Je la lâchai un petit moment, je claquai la porte et je tentai de la verrouiller avec la clef, mais elle m’arrêta avec sa main.
- Non, pas avec une clef ?
- Pourquoi ma puce ?
Intimidée, elle expliqua.
- Je ne supporte pas les endroits fermés à clefs !
Je revins vers elle et tout en enveloppant son joli visage par une caresse étroite.
- J’ai tellement envie de toi ma chérie !
Puis en dégustant ses lèvres impatiemment.
- J’ai envie de t’embrasser partout !
Et tout en laissant ma main se balader sur sa poitrine librement.
- Tu me rends dingue !
Et tout en sentant son odeur, me grisant et affolant mon désir, ma main descendit subitement entre ses cuisses, et ma bouche rencontra la sienne.
Elle devint docile un petit instant emportée par l’émotion et l’extase du désir, me laissant la liberté de la toucher puis se débarrassa de ma main et de mes lèvres.
- J’entends du bruit !
- Il n’y a rien ma puce ? dis-je, en la dévorant du regard.
- Mais si ! il y a quelqu’un sur l’escalier !
Elle avait raison. Après un moment volontaire de silence, j’entendis le bruit de pieds gravitant l’escalier puis ce bruit, diminua et finit par s’achever.
- Tu vois, il n y a plus de raison de s’inquiéter !
- J’ai peur Sandra ! dit-t-elle encore affolée, elle peut surgir n’importe quand ici !
En croisant les bras, et tout en perdant patience.
- Elle ne vient jamais à ma chambre sauf pour m’annoncer une mauvaise nouvelle ! et en dessinant un faux sourire, sa chambre est la première après l’escalier, je ne vois pas pourquoi elle avancera vers la mienne, au fond du couloir ?

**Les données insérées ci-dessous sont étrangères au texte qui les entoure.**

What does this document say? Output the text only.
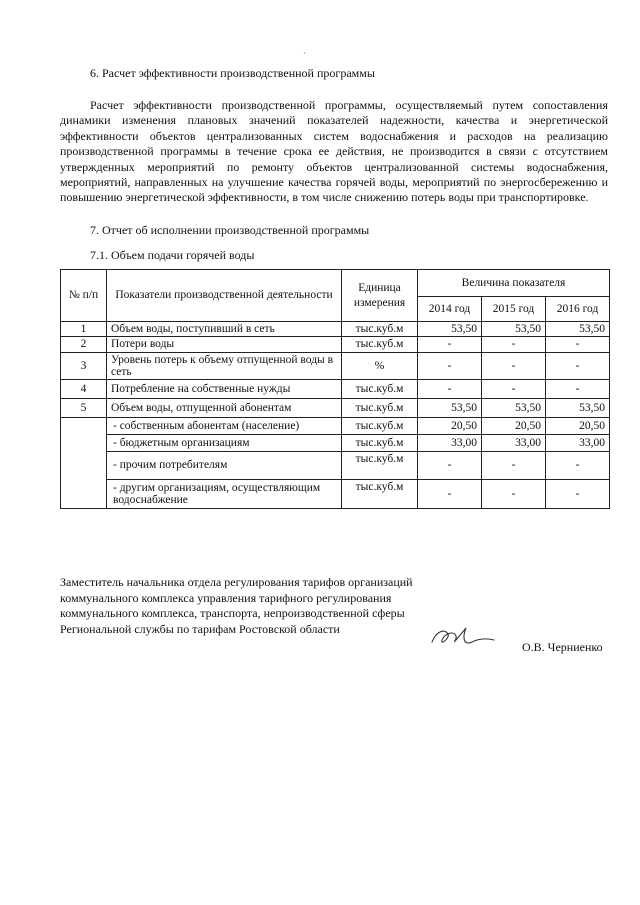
·
6. Расчет эффективности производственной программы
Расчет эффективности производственной программы, осуществляемый путем сопоставления динамики изменения плановых значений показателей надежности, качества и энергетической эффективности объектов централизованных систем водоснабжения и расходов на реализацию производственной программы в течение срока ее действия, не производится в связи с отсутствием утвержденных мероприятий по ремонту объектов централизованной системы водоснабжения, мероприятий, направленных на улучшение качества горячей воды, мероприятий по энергосбережению и повышению энергетической эффективности, в том числе снижению потерь воды при транспортировке.
7. Отчет об исполнении производственной программы
7.1. Объем подачи горячей воды
№ п/п	Показатели производственной деятельности	Единица измерения	Величина показателя		
			2014 год	2015 год	2016 год
1	Объем воды, поступивший в сеть	тыс.куб.м	53,50	53,50	53,50
2	Потери воды	тыс.куб.м	-	-	-
3	Уровень потерь к объему отпущенной воды в сеть	%	-	-	-
4	Потребление на собственные нужды	тыс.куб.м	-	-	-
5	Объем воды, отпущенной абонентам	тыс.куб.м	53,50	53,50	53,50
	- собственным абонентам (население)	тыс.куб.м	20,50	20,50	20,50
	- бюджетным организациям	тыс.куб.м	33,00	33,00	33,00
	- прочим потребителям	тыс.куб.м	-	-	-
	- другим организациям, осуществляющим водоснабжение	тыс.куб.м	-	-	-
Заместитель начальника отдела регулирования тарифов организаций коммунального комплекса управления тарифного регулирования коммунального комплекса, транспорта, непроизводственной сферы Региональной службы по тарифам Ростовской области
О.В. Черниенко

Et en tendant ma main vers la sienne, sensuellement.
- Allez viens ma puce !
Elle hésita un instant et avança vers moi d’un pas, alors je la tirai vers mon lit. Tout en m’asseyant sur son bord, je déboutonnai son jean, avec gourmandise, puis en le tirant vers le bas, je me mis à genoux, et ma bouche se mit à déguster ses deux cuisses succulentes. Mes mains caressant son corps et s’attardant sur chaque courbature et rondeur, mon désir se brûla, encore et encore, et une pluie de baisers chauds et torrentiels visa, le précieux diamant, encore protégé par une culotte.
Je la sentais, perdre conscience et patience, et son regard prit feu du désir. Elle s’assit sur le bord du lit. Jambes écartées, elle me perça d’un regard volcanique, un regard avide, me suppliant d’éteindre l’incendie du désir qui l’ait allumé.

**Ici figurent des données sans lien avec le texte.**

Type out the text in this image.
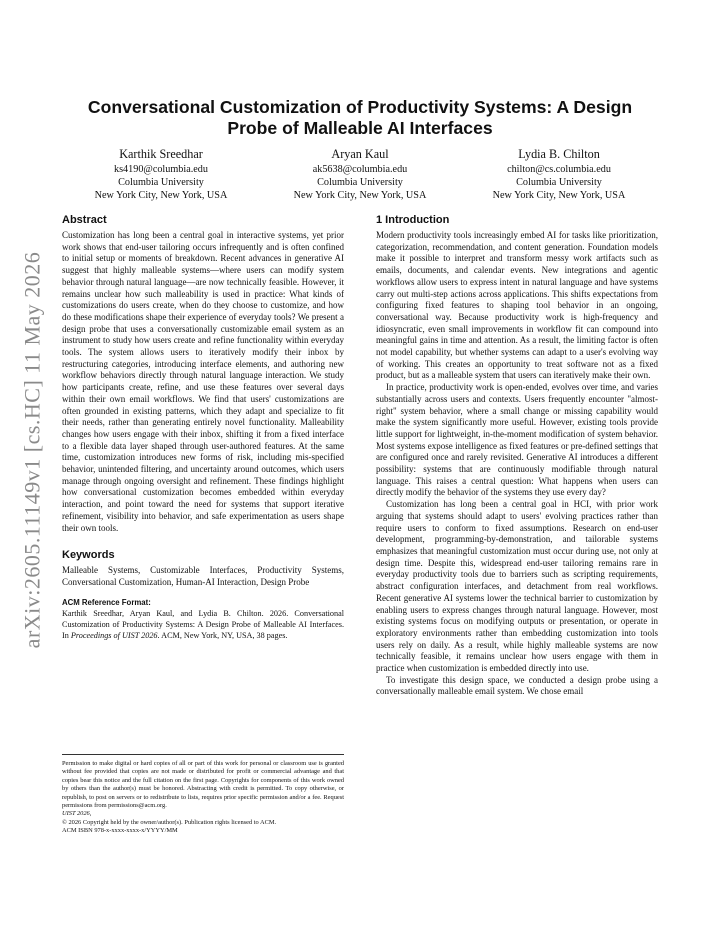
arXiv:2605.11149v1 [cs.HC] 11 May 2026
Conversational Customization of Productivity Systems: A Design Probe of Malleable AI Interfaces
Karthik Sreedhar
ks4190@columbia.edu
Columbia University
New York City, New York, USA
Aryan Kaul
ak5638@columbia.edu
Columbia University
New York City, New York, USA
Lydia B. Chilton
chilton@cs.columbia.edu
Columbia University
New York City, New York, USA
Abstract

Customization has long been a central goal in interactive systems, yet prior work shows that end-user tailoring occurs infrequently and is often confined to initial setup or moments of breakdown. Recent advances in generative AI suggest that highly malleable systems—where users can modify system behavior through natural language—are now technically feasible. However, it remains unclear how such malleability is used in practice: What kinds of customizations do users create, when do they choose to customize, and how do these modifications shape their experience of everyday tools? We present a design probe that uses a conversationally customizable email system as an instrument to study how users create and refine functionality within everyday tools. The system allows users to iteratively modify their inbox by restructuring categories, introducing interface elements, and authoring new workflow behaviors directly through natural language interaction. We study how participants create, refine, and use these features over several days within their own email workflows. We find that users' customizations are often grounded in existing patterns, which they adapt and specialize to fit their needs, rather than generating entirely novel functionality. Malleability changes how users engage with their inbox, shifting it from a fixed interface to a flexible data layer shaped through user-authored features. At the same time, customization introduces new forms of risk, including mis-specified behavior, unintended filtering, and uncertainty around outcomes, which users manage through ongoing oversight and refinement. These findings highlight how conversational customization becomes embedded within everyday interaction, and point toward the need for systems that support iterative refinement, visibility into behavior, and safe experimentation as users shape their own tools.

Keywords

Malleable Systems, Customizable Interfaces, Productivity Systems, Conversational Customization, Human-AI Interaction, Design Probe

ACM Reference Format:

Karthik Sreedhar, Aryan Kaul, and Lydia B. Chilton. 2026. Conversational Customization of Productivity Systems: A Design Probe of Malleable AI Interfaces. In Proceedings of UIST 2026. ACM, New York, NY, USA, 38 pages.

Permission to make digital or hard copies of all or part of this work for personal or classroom use is granted without fee provided that copies are not made or distributed for profit or commercial advantage and that copies bear this notice and the full citation on the first page. Copyrights for components of this work owned by others than the author(s) must be honored. Abstracting with credit is permitted. To copy otherwise, or republish, to post on servers or to redistribute to lists, requires prior specific permission and/or a fee. Request permissions from permissions@acm.org.

UIST 2026,

© 2026 Copyright held by the owner/author(s). Publication rights licensed to ACM.

ACM ISBN 978-x-xxxx-xxxx-x/YYYY/MM

1 Introduction

Modern productivity tools increasingly embed AI for tasks like prioritization, categorization, recommendation, and content generation. Foundation models make it possible to interpret and transform messy work artifacts such as emails, documents, and calendar events. New integrations and agentic workflows allow users to express intent in natural language and have systems carry out multi-step actions across applications. This shifts expectations from configuring fixed features to shaping tool behavior in an ongoing, conversational way. Because productivity work is high-frequency and idiosyncratic, even small improvements in workflow fit can compound into meaningful gains in time and attention. As a result, the limiting factor is often not model capability, but whether systems can adapt to a user's evolving way of working. This creates an opportunity to treat software not as a fixed product, but as a malleable system that users can iteratively make their own.

In practice, productivity work is open-ended, evolves over time, and varies substantially across users and contexts. Users frequently encounter "almost-right" system behavior, where a small change or missing capability would make the system significantly more useful. However, existing tools provide little support for lightweight, in-the-moment modification of system behavior. Most systems expose intelligence as fixed features or pre-defined settings that are configured once and rarely revisited. Generative AI introduces a different possibility: systems that are continuously modifiable through natural language. This raises a central question: What happens when users can directly modify the behavior of the systems they use every day?

Customization has long been a central goal in HCI, with prior work arguing that systems should adapt to users' evolving practices rather than require users to conform to fixed assumptions. Research on end-user development, programming-by-demonstration, and tailorable systems emphasizes that meaningful customization must occur during use, not only at design time. Despite this, widespread end-user tailoring remains rare in everyday productivity tools due to barriers such as scripting requirements, abstract configuration interfaces, and detachment from real workflows. Recent generative AI systems lower the technical barrier to customization by enabling users to express changes through natural language. However, most existing systems focus on modifying outputs or presentation, or operate in exploratory environments rather than embedding customization into tools users rely on daily. As a result, while highly malleable systems are now technically feasible, it remains unclear how users engage with them in practice when customization is embedded directly into use.

To investigate this design space, we conducted a design probe using a conversationally malleable email system. We chose email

Les mains, presque en feu, je tirai sa culotte vers le bas et j’explorai les portails de son magnifique palais de délices ; mes lèvres savourèrent les siennes et ma langue se perdit au fond de son tunnel, guidée par ses gémissements, ses frissons, et ses mouvements.
Ses hurlements m’affolèrent davantage et ses agitations me rendirent fiévreuse du désir. Quelques minutes plus tard, elle se calma, et ses yeux se bridèrent de la jouissance.
Elle me tint le visage avec ses deux doigts moites et me colla un délicieux baiser sur mes lèvres et me chuchota.
- C’est mon tour maintenant !
Elle se mit debout, enleva son pull et son soutien-gorge, et me poussa sur le lit, puis se mit à me déshabiller, avidement, tout en laissant une main danser sur ma poitrine.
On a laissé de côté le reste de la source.